Die belangte Behörde stützt ihre Annahme, derzufolge die Angabe von „Öl“ nicht ausreiche, sondern das zur Verwendung gelangte Öl näher zu kennzeichnen sei, darauf, daß nach den Richtlinien des Österreichischen Lebensmittelbuches, 2. Auflage, Heft 12, unvermischte Öle nach der Samen- oder Fruchtart (z. B. Olivenöl, Sojaöl, Sonnenblumenöl etc.), verschnittene Öle hingegen als „Speiseöl“ oder „Tafelöl“ zu bezeichnen seien. Selbst wenn man diese Richtlinien bei der Auslegung der LMKV 1973 heranzöge, ist demgegenüber nicht zu erkennen, inwiefern die für verschnittene Öle zulässige Bezeichnung „Speiseöl“ oder „Tafelöl“ zu einer besseren Information der Konsumenten beitragen könnte. Denn selbst die belangte Behörde behauptet nicht, daß im vorliegenden Zusammenhang der Begriff „Öl“ beim Konsumenten höhere Qualitätsvorstellungen als der Begriff „Tafelöl“ hervorrufe.

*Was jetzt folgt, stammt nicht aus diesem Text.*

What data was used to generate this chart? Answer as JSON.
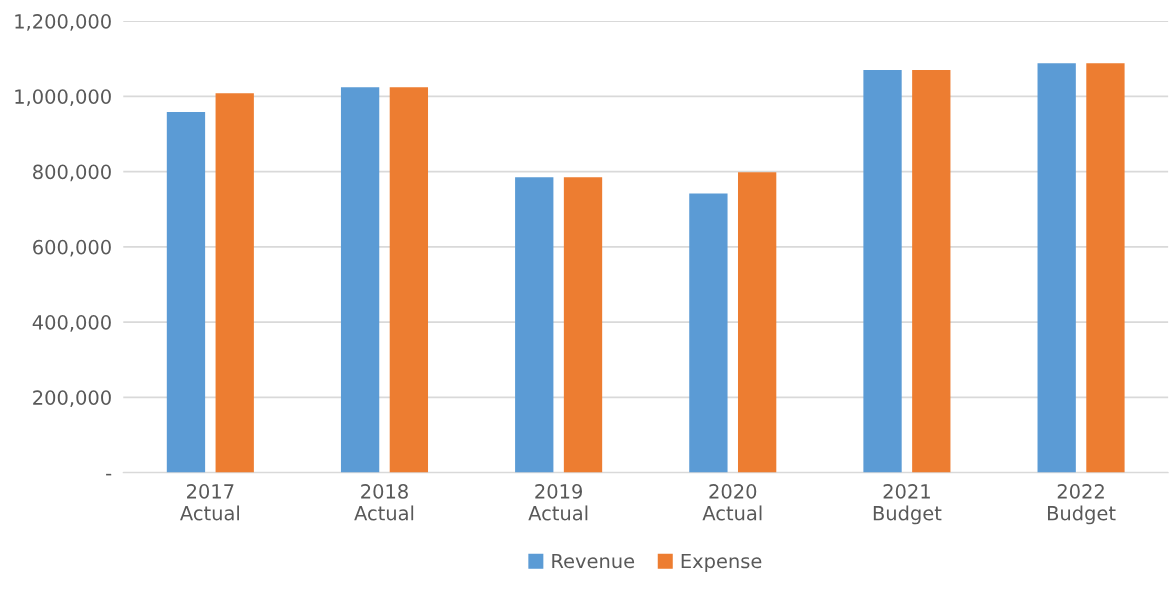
{
  "chart_data": {
    "type": "bar",
    "categories": [
      "2017\nActual",
      "2018\nActual",
      "2019\nActual",
      "2020\nActual",
      "2021\nBudget",
      "2022\nBudget"
    ],
    "series": [
      {
        "name": "Revenue",
        "color": "#5b9bd5",
        "values": [
          958000,
          1024000,
          785000,
          742000,
          1070000,
          1088000
        ]
      },
      {
        "name": "Expense",
        "color": "#ed7d31",
        "values": [
          1008000,
          1024000,
          785000,
          798000,
          1070000,
          1088000
        ]
      }
    ],
    "ylim": [
      0,
      1200000
    ],
    "yticks": [
      {
        "value": 0,
        "label": "-"
      },
      {
        "value": 200000,
        "label": "200,000"
      },
      {
        "value": 400000,
        "label": "400,000"
      },
      {
        "value": 600000,
        "label": "600,000"
      },
      {
        "value": 800000,
        "label": "800,000"
      },
      {
        "value": 1000000,
        "label": "1,000,000"
      },
      {
        "value": 1200000,
        "label": "1,200,000"
      }
    ],
    "grid": "y",
    "legend": "bottom"
  }
}
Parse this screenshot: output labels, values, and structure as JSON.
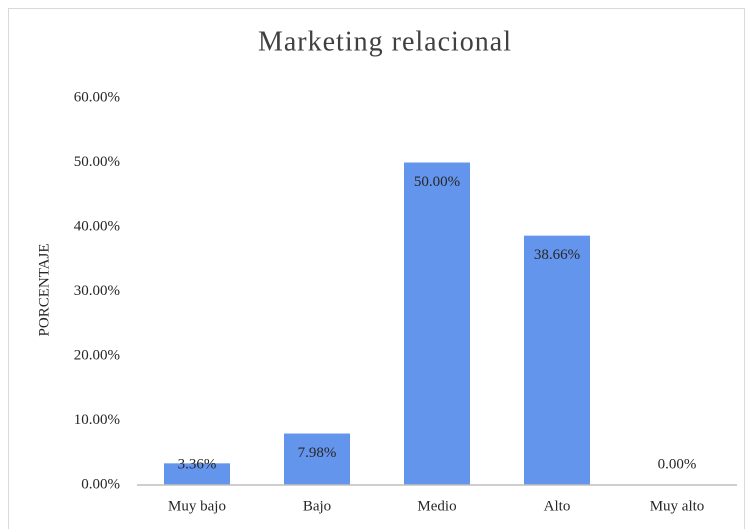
{
  "chart_data": {
    "type": "bar",
    "title": "Marketing relacional",
    "y_label": "PORCENTAJE",
    "categories": [
      "Muy bajo",
      "Bajo",
      "Medio",
      "Alto",
      "Muy alto"
    ],
    "values": [
      3.36,
      7.98,
      50,
      38.66,
      0
    ],
    "value_labels": [
      "3.36%",
      "7.98%",
      "50.00%",
      "38.66%",
      "0.00%"
    ],
    "color": "#6495ed",
    "ylim": [
      0,
      60
    ],
    "yticks": [
      {
        "value": 0,
        "label": "0.00%"
      },
      {
        "value": 10,
        "label": "10.00%"
      },
      {
        "value": 20,
        "label": "20.00%"
      },
      {
        "value": 30,
        "label": "30.00%"
      },
      {
        "value": 40,
        "label": "40.00%"
      },
      {
        "value": 50,
        "label": "50.00%"
      },
      {
        "value": 60,
        "label": "60.00%"
      }
    ],
    "grid": false
  }
}
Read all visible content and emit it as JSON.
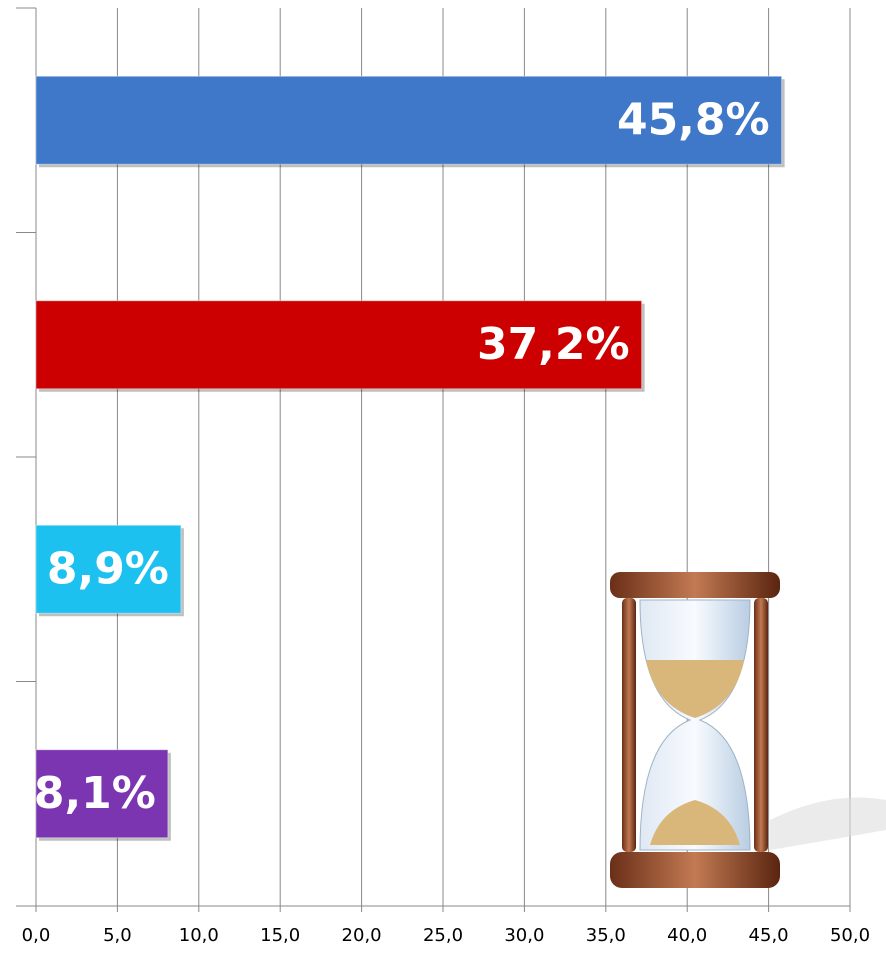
{
  "chart_data": {
    "type": "hbar",
    "categories": [
      null,
      null,
      null,
      null
    ],
    "values": [
      45.8,
      37.2,
      8.9,
      8.1
    ],
    "value_labels": [
      "45,8%",
      "37,2%",
      "8,9%",
      "8,1%"
    ],
    "colors": [
      "#3f78c8",
      "#cc0000",
      "#1cc1f0",
      "#7b35b0"
    ],
    "xlim": [
      0,
      50
    ],
    "xticks": [
      {
        "value": 0,
        "label": "0,0"
      },
      {
        "value": 5,
        "label": "5,0"
      },
      {
        "value": 10,
        "label": "10,0"
      },
      {
        "value": 15,
        "label": "15,0"
      },
      {
        "value": 20,
        "label": "20,0"
      },
      {
        "value": 25,
        "label": "25,0"
      },
      {
        "value": 30,
        "label": "30,0"
      },
      {
        "value": 35,
        "label": "35,0"
      },
      {
        "value": 40,
        "label": "40,0"
      },
      {
        "value": 45,
        "label": "45,0"
      },
      {
        "value": 50,
        "label": "50,0"
      }
    ],
    "grid": true
  }
}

Darüber hinaus verkennt die belangte Behörde, wie insbesondere durch die Gegenschrift klargestellt wurde, das Wesen des Begriffes der „Gattungsbezeichnung“ nach 3 Z. 18 LMKV 1973, wenn sie annimmt, daß „Gattungsbezeichnung“ der Unterbegriff eines Lebensmittels sei. Wie sich aus dem in dieser Hinsicht klaren Gesetzestext ergibt, wonach Gattungsbezeichnung verwendet werden dürfen, stellt der Begriff „Gattungsbezeichnungen“ gegenüber jenem des „Bestandteiles“ (worunter regelmäßig ein einfaches Lebensmittel zu verstehen sein wird) den weiteren Begriff dar.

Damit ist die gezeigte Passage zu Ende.